“We know we’re already in negative equity,” said Emma Linnane, a 31-year-old university administrator. She bought a cozy, one-bedroom apartment in the Dublin suburbs with her fiancé, Paul Colgan, in May 2006, at the peak of the market. They paid €365,000, or $575,000 – at least $100,000 more than it would fetch today.
The bad news regarding the American housing market continue apace. BusinessWeek are reporting that Existing Home Sales Drop for Seventh Straight Month with the national median existing home price dropping 7.7% from a year earlier.
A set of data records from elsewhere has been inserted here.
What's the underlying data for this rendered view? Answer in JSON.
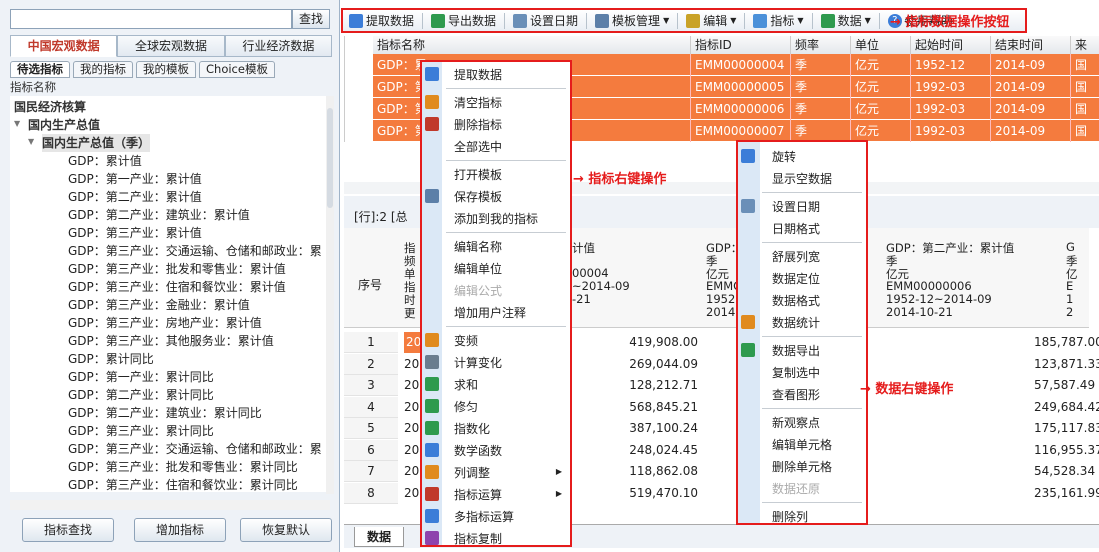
{
  "left": {
    "search_placeholder": "",
    "search_button": "查找",
    "tabs": [
      "中国宏观数据",
      "全球宏观数据",
      "行业经济数据"
    ],
    "subtabs": [
      "待选指标",
      "我的指标",
      "我的模板",
      "Choice模板"
    ],
    "tree_header": "指标名称",
    "tree": [
      {
        "label": "国民经济核算",
        "level": 0,
        "bold": true
      },
      {
        "label": "国内生产总值",
        "level": 1,
        "bold": true
      },
      {
        "label": "国内生产总值（季）",
        "level": 2,
        "bold": true
      },
      {
        "label": "GDP：累计值",
        "level": 3
      },
      {
        "label": "GDP：第一产业：累计值",
        "level": 3
      },
      {
        "label": "GDP：第二产业：累计值",
        "level": 3
      },
      {
        "label": "GDP：第二产业：建筑业：累计值",
        "level": 3
      },
      {
        "label": "GDP：第三产业：累计值",
        "level": 3
      },
      {
        "label": "GDP：第三产业：交通运输、仓储和邮政业：累",
        "level": 3
      },
      {
        "label": "GDP：第三产业：批发和零售业：累计值",
        "level": 3
      },
      {
        "label": "GDP：第三产业：住宿和餐饮业：累计值",
        "level": 3
      },
      {
        "label": "GDP：第三产业：金融业：累计值",
        "level": 3
      },
      {
        "label": "GDP：第三产业：房地产业：累计值",
        "level": 3
      },
      {
        "label": "GDP：第三产业：其他服务业：累计值",
        "level": 3
      },
      {
        "label": "GDP：累计同比",
        "level": 3
      },
      {
        "label": "GDP：第一产业：累计同比",
        "level": 3
      },
      {
        "label": "GDP：第二产业：累计同比",
        "level": 3
      },
      {
        "label": "GDP：第二产业：建筑业：累计同比",
        "level": 3
      },
      {
        "label": "GDP：第三产业：累计同比",
        "level": 3
      },
      {
        "label": "GDP：第三产业：交通运输、仓储和邮政业：累",
        "level": 3
      },
      {
        "label": "GDP：第三产业：批发和零售业：累计同比",
        "level": 3
      },
      {
        "label": "GDP：第三产业：住宿和餐饮业：累计同比",
        "level": 3
      }
    ],
    "buttons": [
      "指标查找",
      "增加指标",
      "恢复默认"
    ]
  },
  "toolbar": {
    "items": [
      {
        "label": "提取数据",
        "color": "#3b7dd8"
      },
      {
        "label": "导出数据",
        "color": "#2e9a4e"
      },
      {
        "label": "设置日期",
        "color": "#6a8fb8"
      },
      {
        "label": "模板管理",
        "color": "#5c7fa8",
        "dd": true
      },
      {
        "label": "编辑",
        "color": "#c9a227",
        "dd": true
      },
      {
        "label": "指标",
        "color": "#4a90d9",
        "dd": true
      },
      {
        "label": "数据",
        "color": "#2e9a4e",
        "dd": true
      }
    ],
    "help": "使用帮助",
    "annotation": "→ 指标数据操作按钮"
  },
  "grid1": {
    "headers": [
      "指标名称",
      "指标ID",
      "频率",
      "单位",
      "起始时间",
      "结束时间",
      "来"
    ],
    "rows": [
      [
        "GDP：累",
        "EMM00000004",
        "季",
        "亿元",
        "1952-12",
        "2014-09",
        "国"
      ],
      [
        "GDP：第",
        "EMM00000005",
        "季",
        "亿元",
        "1992-03",
        "2014-09",
        "国"
      ],
      [
        "GDP：第",
        "EMM00000006",
        "季",
        "亿元",
        "1992-03",
        "2014-09",
        "国"
      ],
      [
        "GDP：第",
        "EMM00000007",
        "季",
        "亿元",
        "1992-03",
        "2014-09",
        "国"
      ]
    ]
  },
  "info": "[行]:2  [总",
  "grid2": {
    "seq_header": "序号",
    "col_header_left": [
      "指",
      "频",
      "单",
      "指",
      "时",
      "更"
    ],
    "col_a": [
      "计值",
      "",
      "00004",
      "~2014-09",
      "-21"
    ],
    "col_b": [
      "GDP：",
      "季",
      "亿元",
      "EMMO",
      "1952",
      "2014"
    ],
    "col_c": [
      "GDP：第二产业：累计值",
      "季",
      "亿元",
      "EMM00000006",
      "1952-12~2014-09",
      "2014-10-21"
    ],
    "col_d": [
      "G",
      "季",
      "亿",
      "E",
      "1",
      "2"
    ],
    "rows": [
      {
        "n": "1",
        "d": "20",
        "a": "419,908.00",
        "b": "00",
        "c": "185,787.00"
      },
      {
        "n": "2",
        "d": "20",
        "a": "269,044.09",
        "b": "00",
        "c": "123,871.33"
      },
      {
        "n": "3",
        "d": "20",
        "a": "128,212.71",
        "b": "58",
        "c": "57,587.49"
      },
      {
        "n": "4",
        "d": "20",
        "a": "568,845.21",
        "b": "00",
        "c": "249,684.42"
      },
      {
        "n": "5",
        "d": "20",
        "a": "387,100.24",
        "b": "00",
        "c": "175,117.83"
      },
      {
        "n": "6",
        "d": "20",
        "a": "248,024.45",
        "b": "00",
        "c": "116,955.37"
      },
      {
        "n": "7",
        "d": "20",
        "a": "118,862.08",
        "b": "00",
        "c": "54,528.34"
      },
      {
        "n": "8",
        "d": "20",
        "a": "519,470.10",
        "b": "53",
        "c": "235,161.99"
      }
    ]
  },
  "bottom_tab": "数据",
  "menu1": {
    "annotation": "→ 指标右键操作",
    "items": [
      {
        "label": "提取数据",
        "icon": "extract-icon",
        "color": "#3b7dd8"
      },
      {
        "sep": true
      },
      {
        "label": "清空指标",
        "icon": "clear-icon",
        "color": "#e08a1e"
      },
      {
        "label": "删除指标",
        "icon": "delete-icon",
        "color": "#c0392b"
      },
      {
        "label": "全部选中"
      },
      {
        "sep": true
      },
      {
        "label": "打开模板"
      },
      {
        "label": "保存模板",
        "icon": "save-icon",
        "color": "#5c7fa8"
      },
      {
        "label": "添加到我的指标"
      },
      {
        "sep": true
      },
      {
        "label": "编辑名称"
      },
      {
        "label": "编辑单位"
      },
      {
        "label": "编辑公式",
        "disabled": true
      },
      {
        "label": "增加用户注释"
      },
      {
        "sep": true
      },
      {
        "label": "变频",
        "icon": "frequency-icon",
        "color": "#e08a1e"
      },
      {
        "label": "计算变化",
        "icon": "calc-icon",
        "color": "#6a7d8f"
      },
      {
        "label": "求和",
        "icon": "sum-icon",
        "color": "#2e9a4e"
      },
      {
        "label": "修匀",
        "icon": "smooth-icon",
        "color": "#2e9a4e"
      },
      {
        "label": "指数化",
        "icon": "index-icon",
        "color": "#2e9a4e"
      },
      {
        "label": "数学函数",
        "icon": "math-icon",
        "color": "#3b7dd8"
      },
      {
        "label": "列调整",
        "icon": "column-icon",
        "color": "#e08a1e",
        "sub": true
      },
      {
        "label": "指标运算",
        "icon": "operation-icon",
        "color": "#c0392b",
        "sub": true
      },
      {
        "label": "多指标运算",
        "icon": "multi-sum-icon",
        "color": "#3b7dd8"
      },
      {
        "label": "指标复制",
        "icon": "copy-icon",
        "color": "#8e44ad"
      }
    ]
  },
  "menu2": {
    "annotation": "→ 数据右键操作",
    "items": [
      {
        "label": "旋转",
        "icon": "rotate-icon",
        "color": "#3b7dd8"
      },
      {
        "label": "显示空数据"
      },
      {
        "sep": true
      },
      {
        "label": "设置日期",
        "icon": "calendar-icon",
        "color": "#6a8fb8"
      },
      {
        "label": "日期格式"
      },
      {
        "sep": true
      },
      {
        "label": "舒展列宽"
      },
      {
        "label": "数据定位"
      },
      {
        "label": "数据格式"
      },
      {
        "label": "数据统计",
        "icon": "stats-icon",
        "color": "#e08a1e"
      },
      {
        "sep": true
      },
      {
        "label": "数据导出",
        "icon": "export-icon",
        "color": "#2e9a4e"
      },
      {
        "label": "复制选中"
      },
      {
        "label": "查看图形"
      },
      {
        "sep": true
      },
      {
        "label": "新观察点"
      },
      {
        "label": "编辑单元格"
      },
      {
        "label": "删除单元格"
      },
      {
        "label": "数据还原",
        "disabled": true
      },
      {
        "sep": true
      },
      {
        "label": "删除列"
      }
    ]
  }
}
That a bubble has burst is clear.
What is not so clear is how much of the contagion has spread worldwide.
In New Delhi and other parts of northern India, prices have fallen 20 percent over the past year. Sanjay Dutt, an executive director in the Mumbai office of Cushman & Wakefield, the real estate firm, described it as an erosion of confidence.
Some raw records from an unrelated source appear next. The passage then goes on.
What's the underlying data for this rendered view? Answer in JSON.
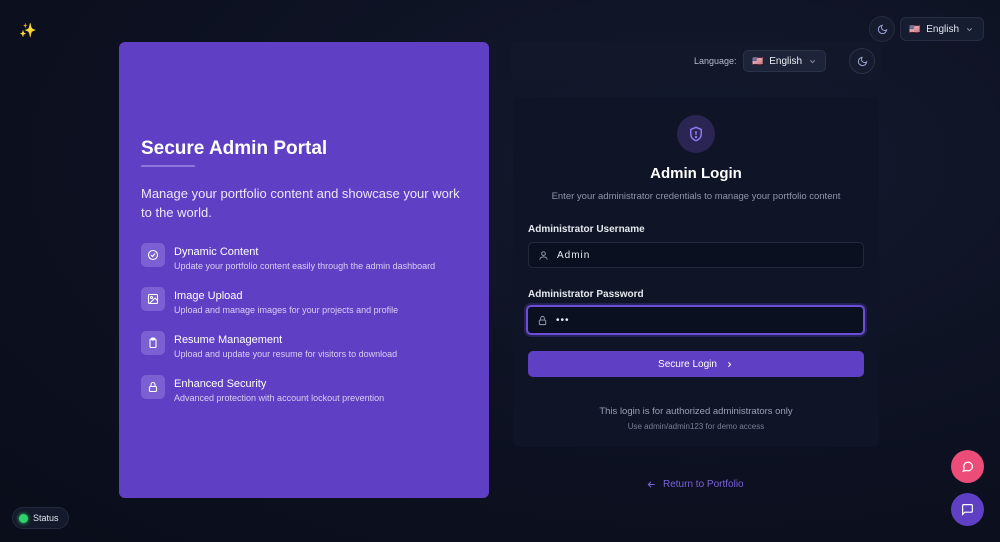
{
  "header": {
    "sparkle_icon": "sparkle-icon",
    "theme_icon": "moon-icon",
    "language_value": "English",
    "language_flag": "🇺🇸"
  },
  "promo": {
    "title": "Secure Admin Portal",
    "subtitle": "Manage your portfolio content and showcase your work to the world.",
    "features": [
      {
        "icon": "check-circle-icon",
        "title": "Dynamic Content",
        "desc": "Update your portfolio content easily through the admin dashboard"
      },
      {
        "icon": "image-icon",
        "title": "Image Upload",
        "desc": "Upload and manage images for your projects and profile"
      },
      {
        "icon": "clipboard-icon",
        "title": "Resume Management",
        "desc": "Upload and update your resume for visitors to download"
      },
      {
        "icon": "lock-icon",
        "title": "Enhanced Security",
        "desc": "Advanced protection with account lockout prevention"
      }
    ]
  },
  "langbar": {
    "label": "Language:",
    "value": "English",
    "flag": "🇺🇸"
  },
  "login": {
    "title": "Admin Login",
    "subtitle": "Enter your administrator credentials to manage your portfolio content",
    "username_label": "Administrator Username",
    "username_value": "Admin",
    "password_label": "Administrator Password",
    "password_value": "•••",
    "button_label": "Secure Login",
    "note": "This login is for authorized administrators only",
    "demo_note": "Use admin/admin123 for demo access"
  },
  "return_link": "Return to Portfolio",
  "status_label": "Status",
  "colors": {
    "accent": "#5f3fc3",
    "chat_pink": "#ec4d78",
    "status_green": "#2fd36b"
  }
}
India? And closer to home;
“The boom in house prices was actually much bigger here than in the U.S.,” said Kelvin Davidson, an economist at Capital Economics in London. “If anything, people should be more worried than in the U.S.”
Britain has the most developed home-financing industry after the United States. The amount of outstanding mortgage debt, as a share of total economic output, is higher there than in the United States, according to an IMF study.